Con tre obiettivi principali: favorire il ripopolamento, favorire l’industria (sono già stati fatti incontri con realtà aziendali della valle, come Sanpellegrino e Unicalce) e favorire il turismo («la sua vicinanza a grandi aree demografiche potrebbe farla diventare il “giardino di casa” per quote non trascurabili di popolazione dell’area bergamasca e milanese» si legge nella presentazione).

I soci promotori del comitato hanno deciso di uscire allo scoperto, «mettendoci la faccia», consapevoli di rischiare qualcosa sul piano della credibilità (ma se non ci fosse il rischio, che utopia sarebbe?), ma allo stesso tempo animati da una forte determinazione, che li ha portati a incontrare già rappresentanti istituzionali, oltre alle imprese, come l’assessore regionale Claudia Terzi e i sindaci del territorio. E ora vogliono farsi promotori di un tavolo di discussione per stipulare un protocollo d’intesa.
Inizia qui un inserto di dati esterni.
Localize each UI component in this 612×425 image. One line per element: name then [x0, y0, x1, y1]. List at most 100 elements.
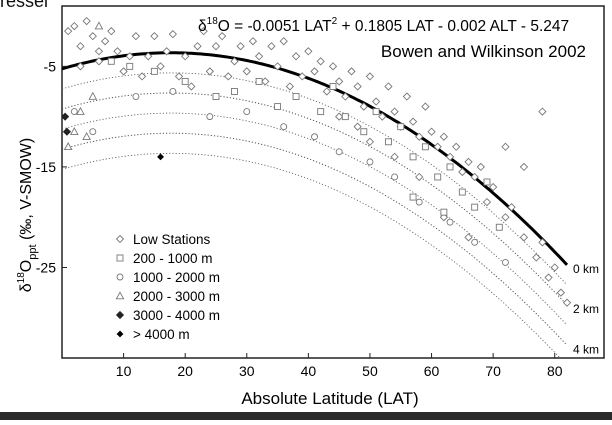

Si vedrà. La sfida è sul piatto. I numeri sono da capogiro e senza essere esperti del settore è difficile pensare a una facile traduzione dei contenuti in termini concreti e immediati. Ma non è il momento di fare i puntigliosi. L’accento semmai va posto sul grido d’allarme sotteso a questo progetto, a una valle che muore e che, senza il respiro di un’utopia, rischia di non riemergere più.